An object moves with constant acceleration 4.95 m/s2 and over a time interval reaches a final velocity of 13.2 m/s.

(a) If its initial velocity is 6.6 m/s, what is its displacement during the time interval?

v = at

13.2 = 4.95t
t = 8/3

s = vt + 1/2 at^2
s = 6.6*8/3 + 1/2 * 4.95 * (8/3)^2
s = 35.2

a) 13.2

13.2^2=6.6^2+2(4.95)(ΔX)
174.24= 43.56+9.9ΔX
130.68=9.9ΔX
ΔX=13.2

To find the displacement of the object during the time interval, we can use the formula:

displacement = (final velocity)^2 - (initial velocity)^2 / (2 * acceleration)

Given:
Initial velocity (u) = 6.6 m/s
Final velocity (v) = 13.2 m/s
Acceleration (a) = 4.95 m/s²

Substituting the values into the formula, we have:

displacement = (13.2^2 - 6.6^2) / (2 * 4.95)

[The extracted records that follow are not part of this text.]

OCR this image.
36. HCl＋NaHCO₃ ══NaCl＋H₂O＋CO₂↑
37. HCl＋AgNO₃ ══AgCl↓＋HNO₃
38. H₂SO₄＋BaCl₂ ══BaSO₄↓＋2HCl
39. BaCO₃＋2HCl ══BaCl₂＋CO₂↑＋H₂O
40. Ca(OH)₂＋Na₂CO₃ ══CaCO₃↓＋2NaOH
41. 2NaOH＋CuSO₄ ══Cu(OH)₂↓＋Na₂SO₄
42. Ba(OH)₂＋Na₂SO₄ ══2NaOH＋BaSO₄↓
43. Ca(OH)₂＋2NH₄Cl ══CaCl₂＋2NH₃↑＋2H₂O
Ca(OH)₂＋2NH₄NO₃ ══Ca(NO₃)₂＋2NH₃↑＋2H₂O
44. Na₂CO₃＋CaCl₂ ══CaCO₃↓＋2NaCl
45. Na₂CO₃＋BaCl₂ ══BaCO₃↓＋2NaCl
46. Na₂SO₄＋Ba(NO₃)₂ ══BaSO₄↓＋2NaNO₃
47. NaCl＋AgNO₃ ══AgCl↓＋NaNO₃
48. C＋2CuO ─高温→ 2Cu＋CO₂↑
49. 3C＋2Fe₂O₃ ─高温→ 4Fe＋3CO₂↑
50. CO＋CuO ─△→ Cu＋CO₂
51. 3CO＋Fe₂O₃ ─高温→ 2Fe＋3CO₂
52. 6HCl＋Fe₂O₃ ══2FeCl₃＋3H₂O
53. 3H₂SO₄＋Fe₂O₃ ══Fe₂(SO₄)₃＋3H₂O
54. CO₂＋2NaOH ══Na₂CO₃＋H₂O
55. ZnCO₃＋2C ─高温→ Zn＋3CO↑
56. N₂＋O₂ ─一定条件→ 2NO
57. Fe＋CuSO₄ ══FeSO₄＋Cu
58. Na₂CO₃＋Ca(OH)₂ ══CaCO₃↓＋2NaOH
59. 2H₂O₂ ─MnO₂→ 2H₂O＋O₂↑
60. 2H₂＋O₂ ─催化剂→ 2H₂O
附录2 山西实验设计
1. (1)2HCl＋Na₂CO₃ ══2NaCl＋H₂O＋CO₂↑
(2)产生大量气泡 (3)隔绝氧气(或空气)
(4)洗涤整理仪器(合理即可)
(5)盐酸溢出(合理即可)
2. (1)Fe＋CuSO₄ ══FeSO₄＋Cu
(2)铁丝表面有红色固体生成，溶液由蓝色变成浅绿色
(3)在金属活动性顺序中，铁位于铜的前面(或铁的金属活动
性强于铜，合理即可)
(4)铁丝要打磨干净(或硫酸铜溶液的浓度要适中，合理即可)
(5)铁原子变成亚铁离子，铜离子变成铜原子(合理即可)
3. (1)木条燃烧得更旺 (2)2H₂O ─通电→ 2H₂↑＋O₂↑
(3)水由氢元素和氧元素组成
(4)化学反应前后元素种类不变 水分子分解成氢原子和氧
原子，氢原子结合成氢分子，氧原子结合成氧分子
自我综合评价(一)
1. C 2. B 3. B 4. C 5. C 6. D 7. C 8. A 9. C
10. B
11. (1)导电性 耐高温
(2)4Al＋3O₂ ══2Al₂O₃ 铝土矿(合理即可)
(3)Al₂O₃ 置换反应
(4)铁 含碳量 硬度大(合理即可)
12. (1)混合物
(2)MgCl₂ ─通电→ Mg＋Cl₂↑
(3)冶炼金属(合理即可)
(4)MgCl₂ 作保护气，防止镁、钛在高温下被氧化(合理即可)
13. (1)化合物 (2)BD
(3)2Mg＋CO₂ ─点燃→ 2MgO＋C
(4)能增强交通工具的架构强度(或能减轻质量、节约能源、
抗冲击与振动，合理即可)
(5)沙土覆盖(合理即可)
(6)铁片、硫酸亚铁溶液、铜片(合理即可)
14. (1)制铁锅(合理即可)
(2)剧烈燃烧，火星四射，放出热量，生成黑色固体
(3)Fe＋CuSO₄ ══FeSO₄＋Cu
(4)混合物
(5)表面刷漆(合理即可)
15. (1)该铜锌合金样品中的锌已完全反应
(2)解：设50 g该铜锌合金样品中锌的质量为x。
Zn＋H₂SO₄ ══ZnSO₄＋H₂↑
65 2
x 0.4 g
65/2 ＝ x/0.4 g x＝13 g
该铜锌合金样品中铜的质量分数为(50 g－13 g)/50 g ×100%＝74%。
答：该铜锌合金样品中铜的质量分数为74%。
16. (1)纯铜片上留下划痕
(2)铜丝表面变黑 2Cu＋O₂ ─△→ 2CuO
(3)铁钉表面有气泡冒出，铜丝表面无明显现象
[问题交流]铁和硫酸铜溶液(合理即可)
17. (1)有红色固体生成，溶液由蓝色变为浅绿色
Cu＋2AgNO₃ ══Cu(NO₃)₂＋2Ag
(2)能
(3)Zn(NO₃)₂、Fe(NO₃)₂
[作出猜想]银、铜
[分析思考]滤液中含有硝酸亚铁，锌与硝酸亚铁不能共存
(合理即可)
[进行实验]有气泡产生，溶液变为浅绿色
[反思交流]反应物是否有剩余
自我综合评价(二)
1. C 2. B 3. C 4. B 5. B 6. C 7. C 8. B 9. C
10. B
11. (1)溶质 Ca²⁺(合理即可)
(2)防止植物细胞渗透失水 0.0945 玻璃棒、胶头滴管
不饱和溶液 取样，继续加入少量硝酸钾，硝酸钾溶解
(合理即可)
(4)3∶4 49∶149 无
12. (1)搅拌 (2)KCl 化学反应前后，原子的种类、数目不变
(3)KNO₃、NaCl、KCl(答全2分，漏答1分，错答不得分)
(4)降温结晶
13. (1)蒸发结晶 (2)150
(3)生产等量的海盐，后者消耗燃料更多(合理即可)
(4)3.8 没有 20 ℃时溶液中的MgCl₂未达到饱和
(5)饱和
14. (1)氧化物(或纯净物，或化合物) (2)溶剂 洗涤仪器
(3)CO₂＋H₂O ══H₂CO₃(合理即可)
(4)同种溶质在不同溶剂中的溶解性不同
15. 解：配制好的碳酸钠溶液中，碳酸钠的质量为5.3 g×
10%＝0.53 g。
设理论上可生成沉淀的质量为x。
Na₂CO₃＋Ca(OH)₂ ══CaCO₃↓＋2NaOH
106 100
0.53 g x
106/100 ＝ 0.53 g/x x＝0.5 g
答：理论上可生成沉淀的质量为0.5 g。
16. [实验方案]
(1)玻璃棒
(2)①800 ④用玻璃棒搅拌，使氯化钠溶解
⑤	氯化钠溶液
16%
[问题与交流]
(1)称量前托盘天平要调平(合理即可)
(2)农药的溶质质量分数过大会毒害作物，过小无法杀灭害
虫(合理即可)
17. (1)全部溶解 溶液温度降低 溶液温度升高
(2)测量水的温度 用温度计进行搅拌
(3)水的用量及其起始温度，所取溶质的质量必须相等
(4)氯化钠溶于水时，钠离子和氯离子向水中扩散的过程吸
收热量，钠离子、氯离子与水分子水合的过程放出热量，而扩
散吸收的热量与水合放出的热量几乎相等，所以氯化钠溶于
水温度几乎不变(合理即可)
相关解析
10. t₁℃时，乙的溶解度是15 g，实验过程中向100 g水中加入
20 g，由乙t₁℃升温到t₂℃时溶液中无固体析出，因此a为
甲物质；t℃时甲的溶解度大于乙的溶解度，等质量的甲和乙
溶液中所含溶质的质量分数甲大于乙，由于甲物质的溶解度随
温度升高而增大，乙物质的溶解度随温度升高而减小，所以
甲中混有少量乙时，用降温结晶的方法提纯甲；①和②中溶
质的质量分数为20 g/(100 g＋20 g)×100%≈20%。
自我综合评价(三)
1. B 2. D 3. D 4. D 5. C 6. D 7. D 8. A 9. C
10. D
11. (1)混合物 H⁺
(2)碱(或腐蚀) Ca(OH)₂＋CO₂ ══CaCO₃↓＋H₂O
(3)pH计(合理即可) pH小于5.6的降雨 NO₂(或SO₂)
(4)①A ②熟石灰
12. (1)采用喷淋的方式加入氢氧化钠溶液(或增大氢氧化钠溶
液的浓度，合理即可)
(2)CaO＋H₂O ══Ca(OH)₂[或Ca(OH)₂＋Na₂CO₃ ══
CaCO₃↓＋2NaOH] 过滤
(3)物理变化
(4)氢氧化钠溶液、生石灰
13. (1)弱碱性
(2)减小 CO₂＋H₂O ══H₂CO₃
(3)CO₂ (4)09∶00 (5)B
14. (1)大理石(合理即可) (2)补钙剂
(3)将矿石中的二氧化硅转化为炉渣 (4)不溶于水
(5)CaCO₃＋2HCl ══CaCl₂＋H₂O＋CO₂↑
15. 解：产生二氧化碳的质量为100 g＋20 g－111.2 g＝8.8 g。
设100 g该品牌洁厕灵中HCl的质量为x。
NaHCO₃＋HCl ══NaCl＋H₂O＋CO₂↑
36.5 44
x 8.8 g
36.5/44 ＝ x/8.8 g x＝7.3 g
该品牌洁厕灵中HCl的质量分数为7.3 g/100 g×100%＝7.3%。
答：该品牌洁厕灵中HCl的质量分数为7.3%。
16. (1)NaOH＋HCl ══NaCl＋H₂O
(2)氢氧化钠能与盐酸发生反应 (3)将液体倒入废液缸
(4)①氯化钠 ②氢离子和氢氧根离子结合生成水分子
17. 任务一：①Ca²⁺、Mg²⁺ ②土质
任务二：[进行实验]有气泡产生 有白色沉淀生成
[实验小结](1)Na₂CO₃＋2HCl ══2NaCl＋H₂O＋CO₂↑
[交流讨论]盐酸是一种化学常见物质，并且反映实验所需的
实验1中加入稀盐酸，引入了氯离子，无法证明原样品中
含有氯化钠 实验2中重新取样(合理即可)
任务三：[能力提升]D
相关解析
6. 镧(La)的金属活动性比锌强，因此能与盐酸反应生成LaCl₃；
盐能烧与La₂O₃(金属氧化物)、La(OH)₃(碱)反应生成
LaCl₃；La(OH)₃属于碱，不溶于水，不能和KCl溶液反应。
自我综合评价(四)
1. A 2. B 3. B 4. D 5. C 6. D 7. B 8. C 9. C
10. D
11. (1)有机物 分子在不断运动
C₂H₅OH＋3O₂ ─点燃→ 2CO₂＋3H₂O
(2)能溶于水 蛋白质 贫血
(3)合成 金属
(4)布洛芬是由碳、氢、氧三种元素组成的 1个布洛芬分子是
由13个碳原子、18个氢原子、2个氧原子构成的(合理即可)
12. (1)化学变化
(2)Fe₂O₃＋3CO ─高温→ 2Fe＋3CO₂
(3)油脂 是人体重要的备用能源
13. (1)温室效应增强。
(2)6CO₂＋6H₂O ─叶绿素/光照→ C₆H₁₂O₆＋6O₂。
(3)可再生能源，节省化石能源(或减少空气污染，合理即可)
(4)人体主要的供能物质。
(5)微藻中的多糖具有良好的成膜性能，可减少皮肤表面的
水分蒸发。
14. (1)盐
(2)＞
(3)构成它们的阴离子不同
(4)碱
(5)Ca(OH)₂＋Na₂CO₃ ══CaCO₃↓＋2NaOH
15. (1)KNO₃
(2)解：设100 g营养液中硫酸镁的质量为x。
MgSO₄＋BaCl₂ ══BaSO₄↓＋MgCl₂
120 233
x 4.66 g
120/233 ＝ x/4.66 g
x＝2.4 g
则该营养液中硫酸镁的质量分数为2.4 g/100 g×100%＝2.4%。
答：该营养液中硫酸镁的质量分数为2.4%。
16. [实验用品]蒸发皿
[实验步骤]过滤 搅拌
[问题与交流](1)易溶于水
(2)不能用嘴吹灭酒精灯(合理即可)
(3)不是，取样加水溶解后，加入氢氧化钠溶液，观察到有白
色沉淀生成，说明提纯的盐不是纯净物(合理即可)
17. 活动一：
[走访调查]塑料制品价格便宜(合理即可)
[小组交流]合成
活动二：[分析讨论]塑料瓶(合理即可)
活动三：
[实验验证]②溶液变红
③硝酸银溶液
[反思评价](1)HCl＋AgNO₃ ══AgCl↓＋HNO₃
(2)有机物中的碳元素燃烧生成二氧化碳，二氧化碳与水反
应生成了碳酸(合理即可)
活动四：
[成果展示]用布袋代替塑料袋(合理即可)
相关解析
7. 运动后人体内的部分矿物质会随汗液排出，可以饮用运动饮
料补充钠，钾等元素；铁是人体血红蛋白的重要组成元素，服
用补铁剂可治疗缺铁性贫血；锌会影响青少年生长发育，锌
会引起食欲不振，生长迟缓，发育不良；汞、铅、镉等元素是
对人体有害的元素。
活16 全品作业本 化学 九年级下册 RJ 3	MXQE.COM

Calculating the values inside the parentheses first:

displacement = (174.24 - 43.56) / (2 * 4.95)

displacement = 130.68 / 9.9

Finally, calculating the division:

displacement = 13.2 meters

Therefore, the displacement of the object during the time interval is 13.2 meters.